Well then, the solution is easy. Put high priority messages into queue "A" (the existing queue) and low priority messages into a new queue "B". Next, startup another instance of your JMS application to read the messages off queue "B".
Also, JMS is probably not the choke-point. It is what the application is doing with the message data after the JMS layer picks up the message that is taking a long time (i.e. backend work).
Finally, how many instances of your JMS application is running against the existing queue? If you are only running 1 instance, why? If you have lots of CPU capacity then why don't you run 10 instances of your JMS application. Do some true parallel processing of messages.
If you really want to keep you messages mixed on the same queue and have the high priority messages processed first, and yet your volume of messages is such that you cannot work through all the volume sometimes until the middle of the night, then you quite simply do not have enough processing applications. MQ is a parallel processing system, it is designed to allow many applications to put or get from a queue at once. Make use of this by running more of your getting applications at the same time. They will work through your high priority messages quicker and then get back to processing the lower priority ones.
From your description it's clear that you want the high priority messages to processed first. In such a case lower priority messages will have to wait.
MQ will not increase the priority of messages if they are sitting in queue for long time. How will it know that it has to change property of a message :)?. You will need to develop an application to do that.

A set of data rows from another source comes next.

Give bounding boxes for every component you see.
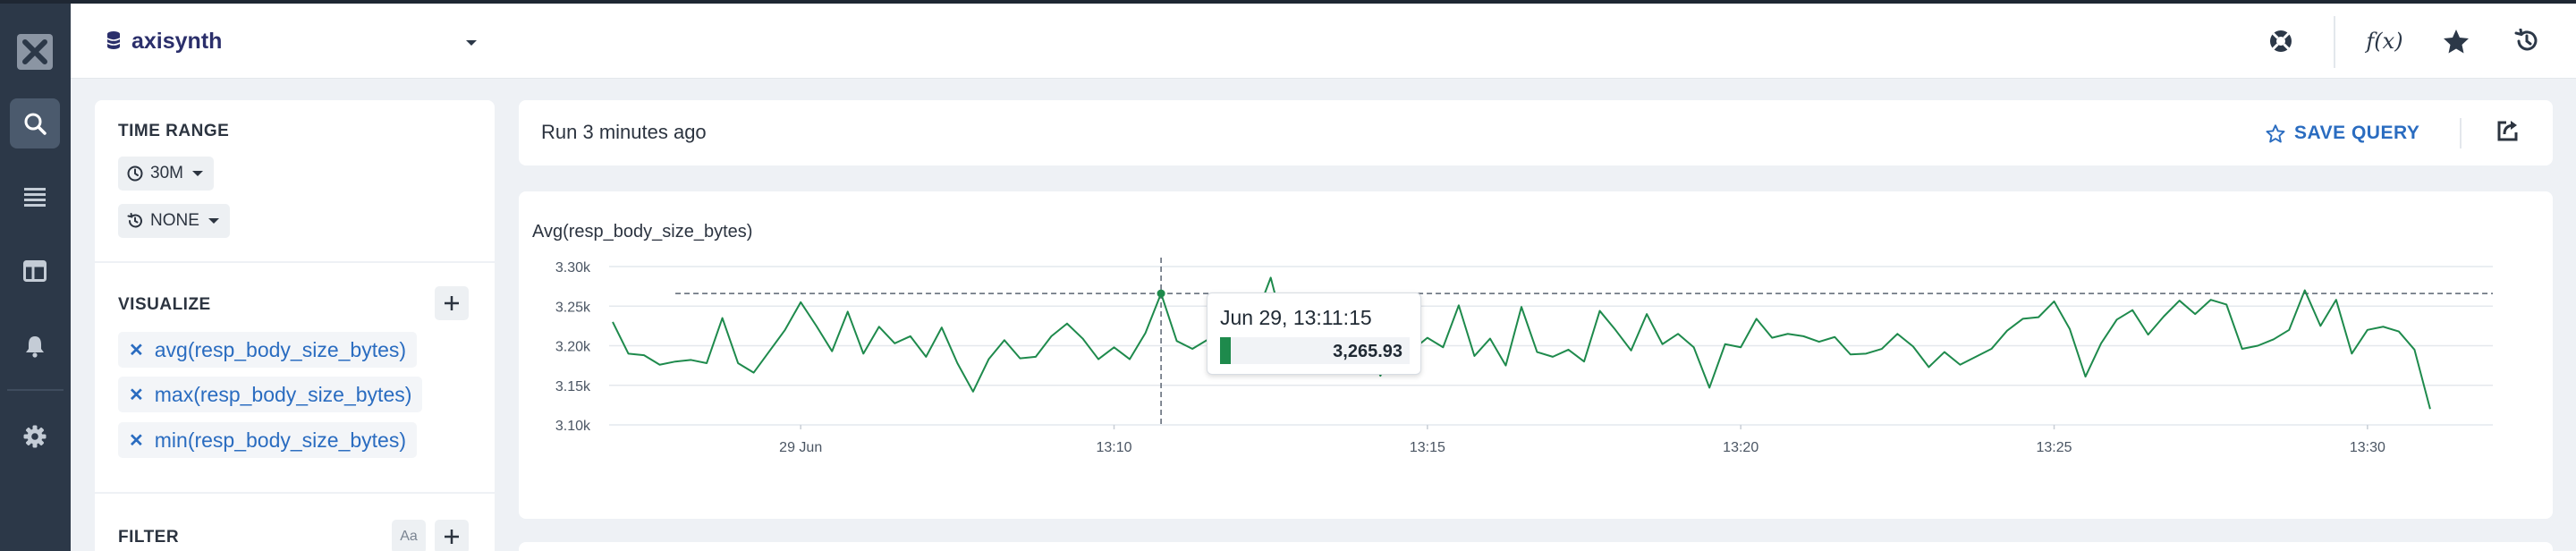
time-range-label: TIME RANGE — [118, 122, 230, 140]
runbar-separator — [2460, 118, 2462, 148]
nav-item-triggers[interactable] — [10, 321, 60, 371]
x-tick-label: 13:25 — [2037, 440, 2072, 455]
y-tick-label: 3.15k — [555, 379, 591, 394]
nav-item-boards[interactable] — [10, 246, 60, 296]
star-outline-icon — [2266, 124, 2285, 143]
line-chart[interactable]: 3.10k 3.15k 3.20k 3.25k 3.30k 29 Jun 13:10 13:1… — [519, 191, 2553, 519]
tooltip-series-row: 3,265.93 — [1220, 337, 1410, 364]
series-line — [612, 276, 2431, 410]
case-sensitive-toggle[interactable]: Aa — [392, 520, 426, 551]
section-divider — [95, 261, 495, 263]
x-tick-label: 13:15 — [1410, 440, 1445, 455]
results-panel — [519, 542, 2553, 551]
remove-icon[interactable]: ✕ — [129, 340, 144, 360]
plus-icon — [445, 296, 459, 310]
nav-item-query[interactable] — [10, 98, 60, 148]
app-logo[interactable] — [10, 27, 60, 77]
x-tick-label: 13:10 — [1097, 440, 1132, 455]
y-tick-label: 3.30k — [555, 260, 591, 276]
top-header: axisynth f(x) — [71, 4, 2576, 79]
y-tick-label: 3.10k — [555, 419, 591, 434]
visualize-label: VISUALIZE — [118, 295, 211, 314]
nav-item-list[interactable] — [10, 172, 60, 222]
add-visualize-button[interactable] — [435, 286, 469, 320]
help-lifebuoy-icon — [2270, 30, 2292, 52]
x-tick-label: 13:20 — [1723, 440, 1758, 455]
window-top-border — [0, 0, 2576, 4]
tooltip-value: 3,265.93 — [1333, 342, 1402, 361]
remove-icon[interactable]: ✕ — [129, 385, 144, 405]
x-tick-label: 13:30 — [2350, 440, 2385, 455]
visualize-clause[interactable]: ✕ min(resp_body_size_bytes) — [118, 422, 418, 458]
database-icon — [106, 30, 121, 55]
nav-item-settings[interactable] — [10, 411, 60, 462]
add-filter-button[interactable] — [435, 520, 469, 551]
visualize-clause[interactable]: ✕ avg(resp_body_size_bytes) — [118, 332, 418, 368]
run-status-text: Run 3 minutes ago — [541, 121, 707, 143]
favorites-button[interactable] — [2438, 23, 2474, 59]
plus-icon — [445, 530, 459, 544]
calculated-fields-button[interactable]: f(x) — [2366, 23, 2403, 59]
chevron-down-icon — [191, 171, 203, 176]
filter-label: FILTER — [118, 528, 180, 547]
series-color-swatch — [1220, 337, 1231, 364]
board-icon — [23, 260, 47, 282]
compare-range-picker[interactable]: NONE — [118, 204, 230, 238]
search-icon — [24, 113, 47, 135]
visualize-clause-label: max(resp_body_size_bytes) — [154, 382, 412, 406]
nav-separator — [7, 389, 64, 391]
query-history-button[interactable] — [2509, 23, 2545, 59]
save-query-button[interactable]: SAVE QUERY — [2266, 118, 2419, 148]
chevron-down-icon[interactable] — [465, 36, 478, 52]
run-status-bar: Run 3 minutes ago SAVE QUERY — [519, 100, 2553, 165]
star-icon — [2444, 30, 2469, 54]
chart-title: Avg(resp_body_size_bytes) — [532, 222, 753, 242]
x-tick-label: 29 Jun — [779, 440, 822, 455]
history-icon — [127, 213, 142, 228]
chevron-down-icon — [208, 218, 219, 224]
help-button[interactable] — [2263, 23, 2299, 59]
visualize-clause-label: avg(resp_body_size_bytes) — [154, 337, 407, 361]
history-icon — [2514, 29, 2538, 51]
tooltip-time: Jun 29, 13:11:15 — [1220, 306, 1372, 329]
visualize-clause-label: min(resp_body_size_bytes) — [154, 428, 407, 452]
query-builder-sidebar: TIME RANGE 30M NONE VISUALIZE ✕ avg(resp… — [95, 100, 495, 551]
time-range-value: 30M — [150, 164, 183, 182]
hover-point — [1157, 289, 1165, 298]
nav-rail — [0, 4, 71, 551]
gear-icon — [23, 425, 47, 448]
close-x-logo-icon — [17, 34, 53, 70]
save-query-label: SAVE QUERY — [2294, 123, 2420, 143]
header-separator — [2334, 16, 2335, 68]
visualize-clause[interactable]: ✕ max(resp_body_size_bytes) — [118, 377, 423, 412]
y-tick-label: 3.25k — [555, 300, 591, 315]
chart-panel: Avg(resp_body_size_bytes) 3.10k 3.15k 3.20… — [519, 191, 2553, 519]
remove-icon[interactable]: ✕ — [129, 430, 144, 451]
compare-range-value: NONE — [150, 211, 199, 230]
list-icon — [24, 188, 46, 207]
dataset-selector[interactable]: axisynth — [131, 29, 223, 54]
function-fx-icon: f(x) — [2366, 29, 2403, 54]
chart-tooltip: Jun 29, 13:11:15 3,265.93 — [1207, 292, 1421, 375]
share-button[interactable] — [2496, 119, 2520, 147]
time-range-picker[interactable]: 30M — [118, 157, 214, 191]
share-icon — [2497, 121, 2518, 141]
y-tick-label: 3.20k — [555, 340, 591, 355]
section-divider — [95, 492, 495, 494]
clock-icon — [127, 165, 143, 182]
bell-icon — [26, 336, 44, 358]
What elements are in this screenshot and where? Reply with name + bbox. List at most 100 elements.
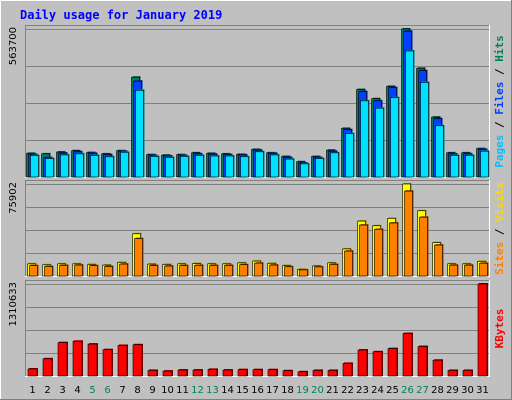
panel-max-label: 1310633 [8,282,19,327]
bar-kbytes-day-13 [207,368,218,377]
bar-face [314,266,323,277]
bar-kbytes-day-25 [387,347,398,377]
x-tick-label-day-12: 12 [191,385,204,396]
bar-face [222,369,233,377]
bar-sites-day-3 [59,264,69,277]
bar-face [269,264,278,277]
bar-pages-day-18 [285,158,295,178]
bar-face [210,155,219,178]
bar-face [57,342,68,377]
bar-pages-day-21 [330,151,340,178]
bar-kbytes-day-21 [327,369,338,377]
bar-face [344,250,353,277]
x-tick-label-day-15: 15 [236,385,249,396]
bar-kbytes-day-8 [132,343,143,377]
bar-face [135,90,144,178]
bar-kbytes-day-4 [72,340,83,377]
x-tick-label-day-13: 13 [206,385,219,396]
bar-sites-day-11 [179,264,189,277]
bar-face [345,133,354,178]
legend-entry: / [493,115,506,135]
bar-face [102,349,113,377]
bar-face [237,369,248,377]
bar-face [132,344,143,377]
bar-face [435,125,444,178]
bar-face [282,370,293,377]
bar-face [300,163,309,178]
panel-bars [27,283,488,377]
bar-sites-day-21 [329,263,339,277]
bar-face [149,265,158,277]
bar-face [419,216,428,277]
bar-face [90,155,99,178]
bar-sites-day-17 [269,264,279,277]
bar-kbytes-day-31 [477,283,488,377]
bar-kbytes-day-3 [57,341,68,377]
x-tick-label-day-27: 27 [416,385,429,396]
bar-kbytes-day-16 [252,368,263,377]
bar-face [402,333,413,377]
bar-face [74,264,83,277]
x-tick-label-day-20: 20 [311,385,324,396]
bar-sites-day-8 [134,237,144,277]
bar-sites-day-12 [194,264,204,277]
x-tick-label-day-7: 7 [119,385,125,396]
panel-max-label: 75902 [8,182,19,214]
bar-face [177,369,188,377]
bar-face [117,345,128,377]
bar-face [30,155,39,178]
legend-entry: / [493,222,506,242]
bar-face [404,190,413,277]
bar-face [45,158,54,178]
bar-face [389,222,398,277]
bar-face [27,368,38,377]
bar-face [315,158,324,178]
bar-sites-day-24 [374,228,384,277]
bar-face [207,369,218,377]
bar-kbytes-day-10 [162,370,173,377]
bar-face [375,107,384,178]
bar-pages-day-27 [420,81,430,178]
bar-pages-day-9 [150,155,160,178]
bar-pages-day-3 [60,153,70,178]
bar-pages-day-24 [375,107,385,178]
bar-face [147,370,158,377]
bar-sites-day-19 [299,268,309,277]
bar-pages-day-7 [120,151,130,178]
bar-face [44,266,53,277]
bar-pages-day-11 [180,155,190,178]
bar-sites-day-7 [119,263,129,277]
bar-pages-day-30 [465,154,475,178]
bar-kbytes-day-18 [282,369,293,377]
bar-face [134,238,143,277]
x-tick-label-day-9: 9 [149,385,155,396]
bar-sites-day-9 [149,264,159,277]
bar-face [119,263,128,277]
bar-face [462,370,473,377]
bar-face [434,244,443,277]
bar-kbytes-day-6 [102,348,113,377]
x-tick-label-day-25: 25 [386,385,399,396]
bar-face [192,369,203,377]
panel-middle: 75902 Sites / Visits [8,180,506,277]
bar-kbytes-day-28 [432,359,443,377]
bar-kbytes-day-26 [402,332,413,377]
bar-kbytes-day-9 [147,369,158,377]
bar-face [105,156,114,178]
bar-face [374,229,383,277]
bar-face [252,369,263,377]
chart-title: Daily usage for January 2019 [20,8,222,22]
x-tick-label-day-31: 31 [476,385,489,396]
bar-sites-day-22 [344,250,354,277]
x-tick-label-day-2: 2 [44,385,50,396]
bar-face [479,262,488,277]
bar-kbytes-day-11 [177,369,188,377]
bar-pages-day-12 [195,154,205,178]
panel-top: 563700 Pages / Files / Hits [8,25,506,178]
bar-kbytes-day-24 [372,350,383,377]
bar-kbytes-day-14 [222,369,233,377]
x-tick-label-day-29: 29 [446,385,459,396]
x-tick-label-day-8: 8 [134,385,140,396]
bar-face [357,349,368,377]
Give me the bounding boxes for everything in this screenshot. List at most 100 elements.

I would think segregating messages based on priority, for example, high priority messages are put to one queue and lower priority messages to another queue could be one option you could look at.
Second option would be to look at the changing the delivery sequence (MSGDLVSQ) to FIFO. This makes to messages to be delivered to consumers in the order they arrived into queue. But note this will ignore the message priority, meaning if there is a lower priority message followed by a higher priority message, then higher priority message will wait till the lower priority message is delivered.